Written by, Elisabeth Anne, Regional Managing Director at Imagination Middle East.

Waiting. It used to define the airport experience. Passengers queued for boarding passes, endured security, and idled at gates. But the tide turned with airlines and airports recognising the attention economy's potential. Lounges and online services improved, transforming airports from transit hubs to destinations.

Airports now mirror their cities, offering hospitality, retail, and entertainment - Schiphol Airport being a clear example of this. It's a social space fostering connections and belonging.

Founded on our expertise in developing airport and interface destinations, we’ve identified three key principles grounded in user-centricity to create end-to-end experiences that make sense.

Understanding the traveller

How much time does the passenger have to spend on experiences?
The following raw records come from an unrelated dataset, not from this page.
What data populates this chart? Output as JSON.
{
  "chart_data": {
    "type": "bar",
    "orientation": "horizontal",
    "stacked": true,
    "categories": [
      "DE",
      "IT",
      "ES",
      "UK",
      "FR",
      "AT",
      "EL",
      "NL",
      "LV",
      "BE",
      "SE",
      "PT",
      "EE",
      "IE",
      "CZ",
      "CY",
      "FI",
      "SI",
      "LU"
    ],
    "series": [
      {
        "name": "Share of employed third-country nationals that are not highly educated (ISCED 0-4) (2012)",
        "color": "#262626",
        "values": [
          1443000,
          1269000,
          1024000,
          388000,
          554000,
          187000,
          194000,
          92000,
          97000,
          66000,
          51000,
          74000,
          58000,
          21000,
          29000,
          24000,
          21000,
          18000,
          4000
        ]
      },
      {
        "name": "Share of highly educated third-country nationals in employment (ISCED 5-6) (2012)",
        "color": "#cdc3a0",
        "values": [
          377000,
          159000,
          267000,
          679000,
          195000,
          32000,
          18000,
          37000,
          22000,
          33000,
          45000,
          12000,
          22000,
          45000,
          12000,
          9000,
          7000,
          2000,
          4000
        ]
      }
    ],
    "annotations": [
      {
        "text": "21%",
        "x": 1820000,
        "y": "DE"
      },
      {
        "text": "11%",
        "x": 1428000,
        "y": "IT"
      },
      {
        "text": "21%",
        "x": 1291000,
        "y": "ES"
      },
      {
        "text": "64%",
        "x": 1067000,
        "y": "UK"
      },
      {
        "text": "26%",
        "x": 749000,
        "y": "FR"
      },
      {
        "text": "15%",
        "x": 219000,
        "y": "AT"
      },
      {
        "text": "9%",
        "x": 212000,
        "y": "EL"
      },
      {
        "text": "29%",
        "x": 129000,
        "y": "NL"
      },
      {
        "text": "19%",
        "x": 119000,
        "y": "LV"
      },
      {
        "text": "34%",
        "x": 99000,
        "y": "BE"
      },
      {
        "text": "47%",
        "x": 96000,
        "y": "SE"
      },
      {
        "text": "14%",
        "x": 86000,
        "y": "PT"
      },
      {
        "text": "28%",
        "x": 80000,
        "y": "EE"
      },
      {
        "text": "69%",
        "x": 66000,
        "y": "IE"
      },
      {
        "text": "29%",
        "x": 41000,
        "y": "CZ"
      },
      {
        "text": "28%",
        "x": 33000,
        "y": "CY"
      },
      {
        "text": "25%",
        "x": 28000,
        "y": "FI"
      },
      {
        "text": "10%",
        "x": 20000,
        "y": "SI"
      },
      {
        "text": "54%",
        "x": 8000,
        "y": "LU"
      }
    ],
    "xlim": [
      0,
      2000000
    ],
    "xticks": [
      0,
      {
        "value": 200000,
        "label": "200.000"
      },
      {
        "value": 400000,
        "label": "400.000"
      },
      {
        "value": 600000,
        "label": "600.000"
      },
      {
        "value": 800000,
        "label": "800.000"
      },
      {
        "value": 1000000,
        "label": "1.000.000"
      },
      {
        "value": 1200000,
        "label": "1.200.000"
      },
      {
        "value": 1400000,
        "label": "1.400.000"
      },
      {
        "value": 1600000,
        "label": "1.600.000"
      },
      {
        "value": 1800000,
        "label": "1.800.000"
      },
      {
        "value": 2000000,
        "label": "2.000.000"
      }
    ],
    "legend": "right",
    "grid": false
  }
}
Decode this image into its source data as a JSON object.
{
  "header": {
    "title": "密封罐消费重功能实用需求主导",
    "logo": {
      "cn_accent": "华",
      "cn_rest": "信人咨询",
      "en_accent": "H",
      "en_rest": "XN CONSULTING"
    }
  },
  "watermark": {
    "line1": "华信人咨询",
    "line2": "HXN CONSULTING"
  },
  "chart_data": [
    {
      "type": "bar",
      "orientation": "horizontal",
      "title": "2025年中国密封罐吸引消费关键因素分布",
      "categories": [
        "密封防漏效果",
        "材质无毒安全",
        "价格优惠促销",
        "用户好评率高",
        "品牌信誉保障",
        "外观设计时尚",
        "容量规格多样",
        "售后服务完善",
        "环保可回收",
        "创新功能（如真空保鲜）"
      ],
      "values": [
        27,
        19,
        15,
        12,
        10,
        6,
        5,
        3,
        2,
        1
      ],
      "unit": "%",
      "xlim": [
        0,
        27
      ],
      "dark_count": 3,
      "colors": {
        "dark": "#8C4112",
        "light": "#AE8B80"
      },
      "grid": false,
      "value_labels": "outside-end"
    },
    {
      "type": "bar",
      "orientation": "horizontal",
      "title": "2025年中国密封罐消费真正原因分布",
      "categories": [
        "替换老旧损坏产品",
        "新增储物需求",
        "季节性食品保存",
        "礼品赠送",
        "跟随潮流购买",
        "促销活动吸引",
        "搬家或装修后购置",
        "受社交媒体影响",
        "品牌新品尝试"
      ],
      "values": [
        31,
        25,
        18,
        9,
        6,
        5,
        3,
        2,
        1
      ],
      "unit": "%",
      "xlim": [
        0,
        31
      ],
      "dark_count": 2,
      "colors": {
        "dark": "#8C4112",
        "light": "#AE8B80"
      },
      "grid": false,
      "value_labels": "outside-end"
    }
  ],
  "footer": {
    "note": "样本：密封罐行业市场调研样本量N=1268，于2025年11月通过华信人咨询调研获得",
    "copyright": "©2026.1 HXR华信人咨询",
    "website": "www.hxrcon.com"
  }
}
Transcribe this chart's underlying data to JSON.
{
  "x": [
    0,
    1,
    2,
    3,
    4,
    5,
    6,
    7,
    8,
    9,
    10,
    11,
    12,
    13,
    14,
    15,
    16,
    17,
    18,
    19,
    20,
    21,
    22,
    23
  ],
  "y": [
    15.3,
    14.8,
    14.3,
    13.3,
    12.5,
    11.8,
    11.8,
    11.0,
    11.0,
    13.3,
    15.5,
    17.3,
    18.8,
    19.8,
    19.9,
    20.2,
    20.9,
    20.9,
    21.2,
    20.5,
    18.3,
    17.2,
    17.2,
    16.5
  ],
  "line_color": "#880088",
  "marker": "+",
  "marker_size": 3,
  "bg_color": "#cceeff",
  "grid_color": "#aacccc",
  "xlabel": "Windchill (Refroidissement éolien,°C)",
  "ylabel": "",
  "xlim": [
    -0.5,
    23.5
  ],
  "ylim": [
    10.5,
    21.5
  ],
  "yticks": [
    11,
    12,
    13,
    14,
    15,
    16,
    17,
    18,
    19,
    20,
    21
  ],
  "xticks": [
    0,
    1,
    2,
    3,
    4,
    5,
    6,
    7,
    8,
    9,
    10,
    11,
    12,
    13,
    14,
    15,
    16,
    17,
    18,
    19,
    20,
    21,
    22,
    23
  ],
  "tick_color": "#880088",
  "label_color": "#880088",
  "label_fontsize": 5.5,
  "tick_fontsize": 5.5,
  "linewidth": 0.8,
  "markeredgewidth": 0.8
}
Something so simple yet fundamental that’s often overlooked. Diving into traveller profiles and behaviours allows us to create realistic user journeys with a greater chance of being noticed and engaged. Do they always rush through the same section? Are they typically holding bags at this exit? What’s their emotional state at this stage of the experience? Would the ‘brand activation’ be more annoying than enjoyable?

Creating personas based on research and evidence gives us the best insights into creating genuinely memorable experiences for all users, whether landside (meaning airport spaces everyone can access) or airside (airport spaces exclusive to ticketed passengers and employees).


The best airport experiences in the world - Changi Airport, Seoul Incheon, and Dubai Airport, to name a few - have one thing in common - they are staples of the city they are based in. They feel like you landed in the city from the moment you step off the plane - they’ve channelled the essence and spirit of the towns into the airport itself.

Moreover, the best airports consider themselves more than ‘just an airport’. This relatively novel term, ‘airport city,’ elevates the purpose of the travel facility into something more—into a place that users go to even when they don’t need to travel. It’s a gathering hub and cultural spot beyond the usual passenger needs.

For residents, their airport should be a symbol of pride and innovation, of reinvented tradition, and a snapshot of the best the city has to offer. For travellers - the airport should be easy, seamless and simple to navigate, but also a taste of what’s to come - a preview of the location they just landed in.

Seamless technology integration

Lastly, one of the most useful components is the use of cutting-edge technology, which is used to make the journey easier and more comfortable for the passenger. Logic is that the less concerned a passenger is with logistics, the more interested they’ll be in brand experiences and activations.

These are some of the technological advancements that are becoming commonplace in airport projects globally - ushering in a new age of passenger and cultural experiences, and solidly positioning airports as destinations, instead of logistical transit locations.

At Imagination, we’ve worked with some of the most prominent master planners and developers globally to help bring to life the most ambitious visions for future airports - both in live projects and through competitions at various design stages - and are keen to keep pushing for better, more connected and meaningful experiences, regardless of destination.